In People v. Figgers, 23 Ill. 2d 516, 179 N.E.2d 626, the defendant was convicted of burglary on an indictment which unnecessarily included an allegation of the ownership of the property stolen and its value. The court in affirming the defendant’s conviction stated:

“Also of importance here is the general rule that immaterial matters, or matters which may be omitted from an indictment without rendering it insufficient or doing damage to the material averments, may be regarded as surplusage. (People v. Osborne, 278 Ill. 104; People v. Moore, 368 Ill. 455.) Accordingly, where an indictment charges all of the elements essential to an offense under a statute, other matters unnecessarily added may be rejected as surplusage.” (23 Ill. 2d 516, 519, 179 N.E.2d 626, 627.)

*418Moreover, the court in Figgers held that the variance between the pleadings and proof, to vitiate a trial, must be material and of such character as may mislead the defendant in making his defense or expose him to double jeopardy. In People v. Johnson, 65 Ill. 2d 332, 357 N.E.2d 1166, the defendant alleged for the first time on appeal that there was a variance between the pleading and proof at trial. The court citing Figgers held where a variance is alleged for the first time on appeal much the same standard of review applies as where the sufficiency of an indictment is first attacked on appeal. In holding that the complaint had not misled the defendant, the court found that the language of the complaint had not induced her to withhold evidence nor would her defense have changed had the indictment been properly drawn.

So too in the case at bar we do not find that defendant was misled by the incorporation of the language “great bodily harm.” Defendant contends that he was confused by the charge but does not suggest in what manner he was confused or his defense prejudiced thereby. It is not contended that through duplicity defendant failed to understand the nature of the charge brought against him. (See People v. Ross, 21 Ill. 2d 419, 173 N.E.2d 474; People v. Kent, 18 Ill. App. 3d 357, 309 N.E.2d 715.) To the contrary the record permits no question but that defendant was charged with and tried for the offense of attempt murder. In addition, that defendant, the trial court and the State proceeded on a theory that the alternative mental state alleged could support a conviction for attempt murder caused no prejudice to defendant in light of the overwhelming evidence of defendant’s specific intent to kill. Defendant does not contend that the additional words induced him to withhold evidence or that his defense would have changed had the indictment been otherwise drawn. Defendant admits that he presented an “all or nothing” defense theory by arguing to the jury that he did not intend to commit the crime of murder in hope thereby of acquittal by the jury for want of an alternative upon which to convict him. Thus defendant tendered no instructions on aggravated battery but only requested the jury be given a special interrogatory concerning whether the shooting was seriously provoked.
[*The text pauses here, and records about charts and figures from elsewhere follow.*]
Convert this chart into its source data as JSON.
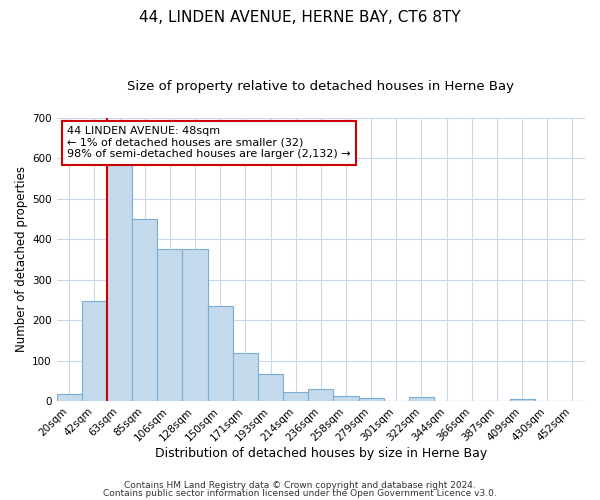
{
  "title": "44, LINDEN AVENUE, HERNE BAY, CT6 8TY",
  "subtitle": "Size of property relative to detached houses in Herne Bay",
  "xlabel": "Distribution of detached houses by size in Herne Bay",
  "ylabel": "Number of detached properties",
  "bar_labels": [
    "20sqm",
    "42sqm",
    "63sqm",
    "85sqm",
    "106sqm",
    "128sqm",
    "150sqm",
    "171sqm",
    "193sqm",
    "214sqm",
    "236sqm",
    "258sqm",
    "279sqm",
    "301sqm",
    "322sqm",
    "344sqm",
    "366sqm",
    "387sqm",
    "409sqm",
    "430sqm",
    "452sqm"
  ],
  "bar_values": [
    18,
    248,
    585,
    450,
    375,
    375,
    235,
    120,
    67,
    22,
    30,
    12,
    8,
    0,
    10,
    0,
    0,
    0,
    5,
    0,
    0
  ],
  "bar_color": "#c5d9ec",
  "bar_edge_color": "#7aadd4",
  "vline_color": "#cc0000",
  "annotation_text": "44 LINDEN AVENUE: 48sqm\n← 1% of detached houses are smaller (32)\n98% of semi-detached houses are larger (2,132) →",
  "annotation_box_color": "#ffffff",
  "annotation_box_edge": "#cc0000",
  "ylim": [
    0,
    700
  ],
  "yticks": [
    0,
    100,
    200,
    300,
    400,
    500,
    600,
    700
  ],
  "footnote1": "Contains HM Land Registry data © Crown copyright and database right 2024.",
  "footnote2": "Contains public sector information licensed under the Open Government Licence v3.0.",
  "fig_background_color": "#ffffff",
  "plot_background": "#ffffff",
  "grid_color": "#c8d8e8",
  "title_fontsize": 11,
  "subtitle_fontsize": 9.5,
  "xlabel_fontsize": 9,
  "ylabel_fontsize": 8.5,
  "tick_fontsize": 7.5,
  "annotation_fontsize": 8,
  "footnote_fontsize": 6.5
}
Defendant argues that if the indictment had been properly drawn the testimony of Dr. Fox would have been found irrelevant. However, evidence of the nature and extent of the injuries inflicted would not become any less relevant to the issue of defendant’s intent to murder had the indictment been otherwise drawn. People v. Pearson, 4 Ill. App. 3d 462, 281 N.E.2d 422; People v. Cunningham, 73 Ill. App. 2d 357, 218 N.E.2d 827.

We find that the indictment fully charged all the essential elements to the offense of attempt murder. In addition the words “great bodily *419harm” were unnecessarily added as a disjunctive alternative mental element which neither contributed nor confused the clearly charged and proven offense. The words thus may be disregarded as multifarious and surplusage in view of the record. Having found no prejudice to defendant by the incorporation of the words we affirm the judgment of the circuit court of Franklin County.


JONES, J., concurs.


specially concurring:

I concur with the result reached in this case, but do not agree that the defendant waived any error by his failure to file a post-trial motion.